Oh and Jarbabyj: some interesting information about sperm counts.

http://www.babymed.com/docs/listing.asp?CategoryID=44

Oh and the above site Bad News Baboon posted had some great info too!

jarbabyj, there’s a procedure called “sperm washing.” Hubby makes several, um, deposits at the lab and they “wash” them: sort out the slow, deformed ones and yoou’re left with the best ones. After that, they can do inter-uterine injection where they just squirt it back in there, inside the cervix. Or they may also do that while you’re on hormone drugs. That way, they make sure you ovulate that month.

Thanks, **Bad News Baboon, ** for starting this thread. I guess the reason we (I did, anyway)feel like sucj failures is, if 14-year old girls or crack hos can conceive, why can’t we? It just made me feel like less of a woman. Also, the fact that we would have had a “home visit” from a social worker should we adopt. I understand the theory: don’t take kids out of a “bad” home only to place him/her in an equally bad or even worse home. But still, a teenaged mom doesn’t have to have a home visit in order to be a mother. Why should I?

Luckily, we did conceive after almost 4 years of treatment.
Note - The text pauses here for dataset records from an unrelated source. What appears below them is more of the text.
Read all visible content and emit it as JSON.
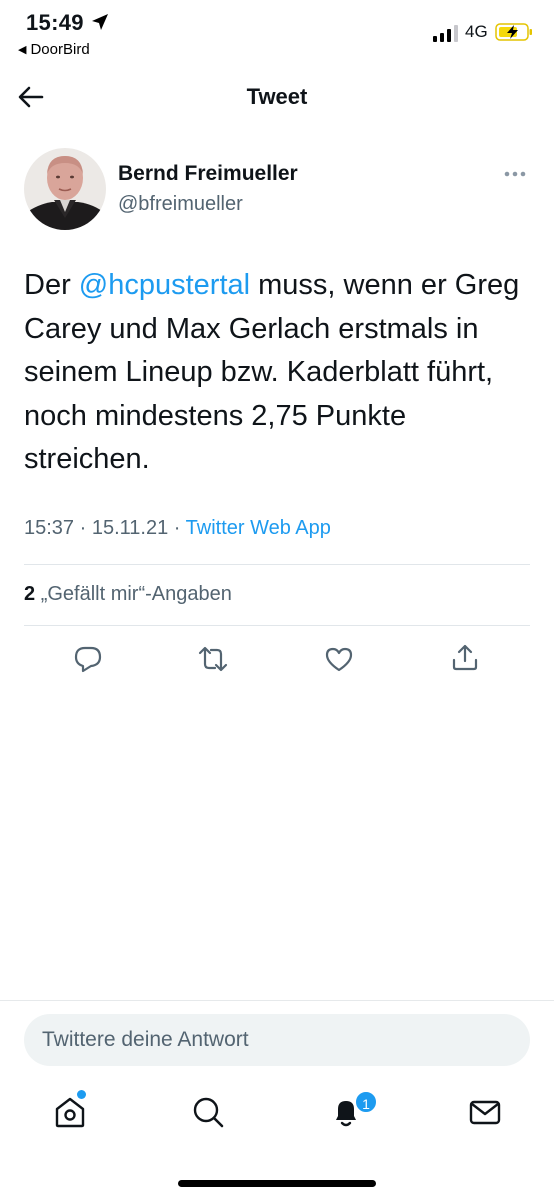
{
  "status_bar": {
    "time": "15:49",
    "back_app": "DoorBird",
    "network": "4G"
  },
  "header": {
    "title": "Tweet"
  },
  "tweet": {
    "author_name": "Bernd Freimueller",
    "author_handle": "@bfreimueller",
    "text_before": "Der ",
    "mention": "@hcpustertal",
    "text_after": " muss, wenn er Greg Carey und Max Gerlach erstmals in seinem Lineup bzw. Kaderblatt führt, noch mindestens 2,75 Punkte streichen.",
    "time": "15:37",
    "date": "15.11.21",
    "source": "Twitter Web App",
    "like_count": "2",
    "like_label": "„Gefällt mir“-Angaben"
  },
  "reply": {
    "placeholder": "Twittere deine Antwort"
  },
  "tabbar": {
    "notifications_count": "1"
  },
  "colors": {
    "accent": "#1d9bf0",
    "secondary_text": "#536471",
    "primary_text": "#0f1419"
  },
  "icons": [
    "location-arrow-icon",
    "signal-icon",
    "battery-charging-icon",
    "back-arrow-icon",
    "more-icon",
    "reply-icon",
    "retweet-icon",
    "like-icon",
    "share-icon",
    "home-icon",
    "search-icon",
    "notifications-icon",
    "messages-icon"
  ]
}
Our little boy is 14 months old.

I’ve been around the IF block a time or two. Endometriosis, PCOS, ectopic pg’cy leading to one useless tube. Did Clomid, lupron, and follistim and had 2 surgeries.

Bad times, bad times…

And a special note to the gents who are dealing with this:

This started a very difficult time for hubby and me. We are in counseling now because of problems that started during this time. Hubby said just this week (we’d never talked about it before) that he was devastated by the problems we were having but didn’t want to make me feel even worse. He thought he had to be “strong” for me and to protect me. I was feeling very lonely and closed off from him. I didn’t need “protection;” I needed to know that he was sharing my pain that I wasn’t all alone.
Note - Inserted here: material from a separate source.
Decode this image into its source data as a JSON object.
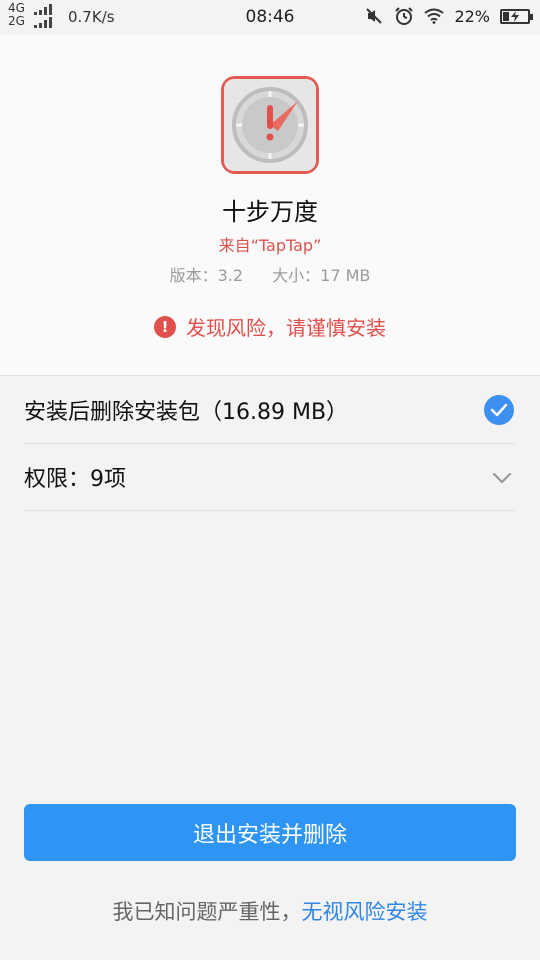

I guess my point for anyone who endures this is to go through it TOGETHER-- not in some kind of parallel lives. It’s very hard. You need all the support possible. May God bless your efforts.

mmm…

We spent about a year trying to conceive. We then went to the fertility doctor. My husbands sperm count was fine (a little low, but within the range of normal). I ovulated fine, my hormones were fine, my tubes were fine, we did exploratory surgery, fine.
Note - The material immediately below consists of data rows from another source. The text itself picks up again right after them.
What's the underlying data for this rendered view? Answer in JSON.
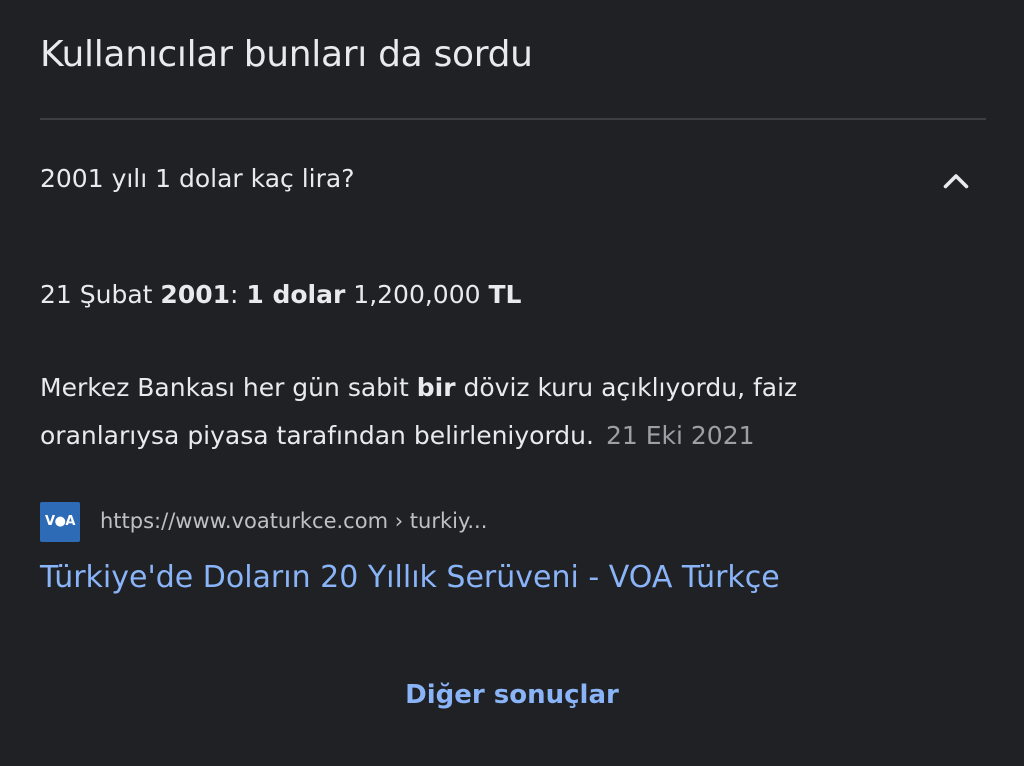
{
  "section": {
    "title": "Kullanıcılar bunları da sordu"
  },
  "question": {
    "text": "2001 yılı 1 dolar kaç lira?",
    "expanded": true,
    "icon": "chevron-up-icon"
  },
  "answer": {
    "date_prefix": "21 Şubat ",
    "year": "2001",
    "colon": ": ",
    "amount_label": "1 dolar",
    "value": " 1,200,000 ",
    "currency": "TL",
    "para_part1": "Merkez Bankası her gün sabit ",
    "para_bold": "bir",
    "para_part2": " döviz kuru açıklıyordu, faiz oranlarıysa piyasa tarafından belirleniyordu.",
    "published": "21 Eki 2021"
  },
  "source": {
    "favicon_text": "V●A",
    "url": "https://www.voaturkce.com › turkiy...",
    "title": "Türkiye'de Doların 20 Yıllık Serüveni - VOA Türkçe"
  },
  "footer": {
    "more_label": "Diğer sonuçlar"
  },
  "colors": {
    "background": "#202124",
    "text": "#e8eaed",
    "muted": "#9aa0a6",
    "link": "#8ab4f8",
    "divider": "#3c4043"
  }
}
We did three cycles of Clomid, although I ovulated (and, in fact, tend to double ovulate, twins run in the family), to increase chances, than a cycle of Fertinex to increase them even more.

There were some little things, but it all came down to “we don’t know, we give you a 50% chance in the next ten years, next step, IVF” - Actually more Fertinex, but it made me insane. I told my RE, I may have a baby, I don’t think I’ll have a husband if we keep this up."

Since the drugs were hell on me, we decided IVF wasn’t in our future.

BTW, I was one of the most sane infertile people my RE ever saw. The drugs were difficult for me - but it was like PMS on steriods - and my moods weren’t really triggered by infertility, but by life in general, both the hubby and I were actually pretty OK with infertility. It wasn’t a hard decision for us to stop treatment, neither my husband or I ever felt like failures. We were ok with having a bio child, we were ok with adopting, and we were ok with remaining childless.

We adopted a little boy from Korea.

And we immediately discovered his little sister would be born six months (well, we thought it would be seven, she arrived early - I did the preeclampsia thing too) after his homecoming.

And no, it doesn’t always happen that way. The spontaneous remission for infertility where there is no known cause is the same for couples who adopt as those that remain childless - around 5-8%.

As to the adoption thing, I tell people that adoption is a very personal decision and is not a cure for infertility. It is a cure for childlessness. But if you need a bio child, you are part of the population that shouldn’t adopt. The people I feel sorryiest for are the couples where one is open to adoption and the other isn’t.

My daughter is 3 1/2 now (her brother 4 1/2), so my infertility treatments were all six or more years ago.